Metode Penelitian dan Teknik Pengumpulan Data Dalam penelitian ini digunakan metode penelitian deskriptif kualitatif, dan
teknik pengumpulan data sekunder dari bahan-bahan literatur yang membahas halhal yang berhubungan dengan permasalahan penelitian. Dengan kata lain dilakukan dengan cara menghimpun artikel dan buku-buku, baik buku dan artikel yang tercetak maupun elektronik. Melalui metode ini data yang mungkin dapat diambil adalah :
Buku-buku dan artikel mengenai konflik di Aceh dan upaya penyelesaiannya
Buku-buku dan artikel mengenai teori dan konsep Teori Kritis
17
1.5.
Sistematika Penulisan Penelitian ini akan dibagi menjadi lima bab sebagai berikut. Bab pertama
terdiri dari latar belakang masalah, tujuan dan manfaat penelitian, kerangka teori, serta metode penelitian dan teknik pengumpulan data. Kemudian pada bab dua akan mendeskripsikan Teori Kritis yang terdiri dari landasan dan latar belakang dari pemikiran Teori Kritis, kelemahan Teori Kritis generasi pertama, Jurgen Habermas sebagai generasi kedua Teori Kritis, serta pemikiran Teori Kritis dalam hubungan internasional.
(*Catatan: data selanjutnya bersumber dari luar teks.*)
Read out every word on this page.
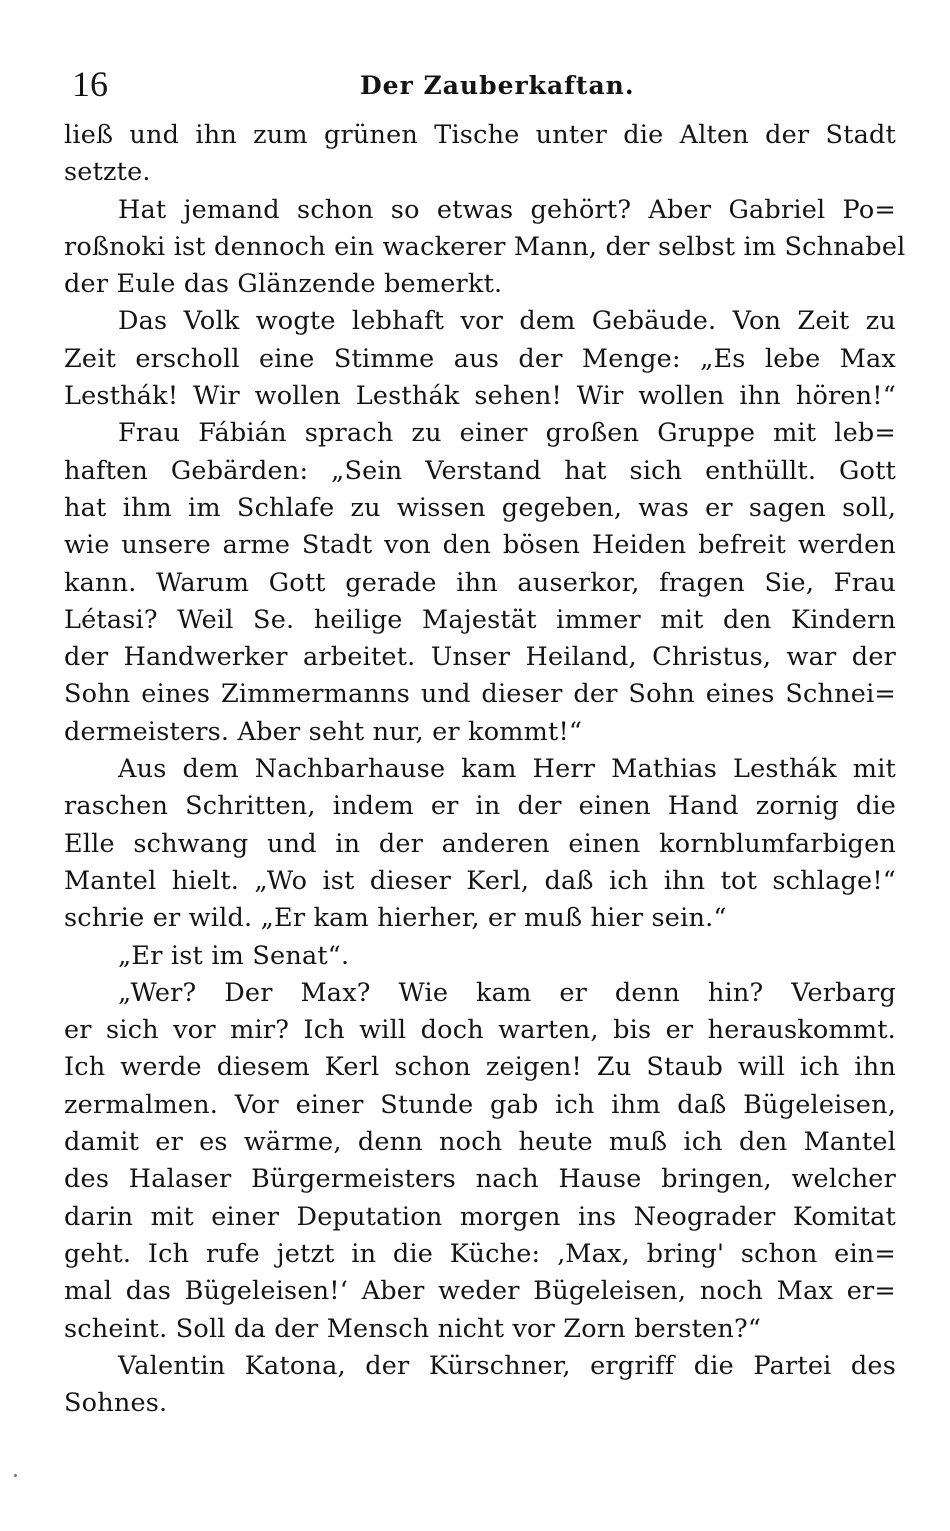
16	Der Zauberkaftan.
ließ und ihn zum grünen Tische unter die Alten der Stadt
setzte.
Hat jemand schon so etwas gehört? Aber Gabriel Po=
roßnoki ist dennoch ein wackerer Mann, der selbst im Schnabel
der Eule das Glänzende bemerkt.
Das Volk wogte lebhaft vor dem Gebäude. Von Zeit zu
Zeit erscholl eine Stimme aus der Menge: „Es lebe Max
Lesthák! Wir wollen Lesthák sehen! Wir wollen ihn hören!“
Frau Fábián sprach zu einer großen Gruppe mit leb=
haften Gebärden: „Sein Verstand hat sich enthüllt. Gott
hat ihm im Schlafe zu wissen gegeben, was er sagen soll,
wie unsere arme Stadt von den bösen Heiden befreit werden
kann. Warum Gott gerade ihn auserkor, fragen Sie, Frau
Létasi? Weil Se. heilige Majestät immer mit den Kindern
der Handwerker arbeitet. Unser Heiland, Christus, war der
Sohn eines Zimmermanns und dieser der Sohn eines Schnei=
dermeisters. Aber seht nur, er kommt!“
Aus dem Nachbarhause kam Herr Mathias Lesthák mit
raschen Schritten, indem er in der einen Hand zornig die
Elle schwang und in der anderen einen kornblumfarbigen
Mantel hielt. „Wo ist dieser Kerl, daß ich ihn tot schlage!“
schrie er wild. „Er kam hierher, er muß hier sein.“
„Er ist im Senat“.
„Wer? Der Max? Wie kam er denn hin? Verbarg
er sich vor mir? Ich will doch warten, bis er herauskommt.
Ich werde diesem Kerl schon zeigen! Zu Staub will ich ihn
zermalmen. Vor einer Stunde gab ich ihm daß Bügeleisen,
damit er es wärme, denn noch heute muß ich den Mantel
des Halaser Bürgermeisters nach Hause bringen, welcher
darin mit einer Deputation morgen ins Neograder Komitat
geht. Ich rufe jetzt in die Küche: ‚Max, bring' schon ein=
mal das Bügeleisen!‘ Aber weder Bügeleisen, noch Max er=
scheint. Soll da der Mensch nicht vor Zorn bersten?“
Valentin Katona, der Kürschner, ergriff die Partei des
Sohnes.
Selanjutnya, pada bab tiga akan mendeskripsikan permasalahan Aceh, termasuk didalamnya awal munculnya konflik Aceh sampai usaha-usaha penyelesaian dari berbagai masa pemerintahan. Pada bab empat akan dipaparkan proses dialog emansipatoris dalam resolusi konflik di Aceh antara GAM dan RI. Terakhir, kesimpulan dari penelitian yang dilakukan akan dijelaskan pada bab lima.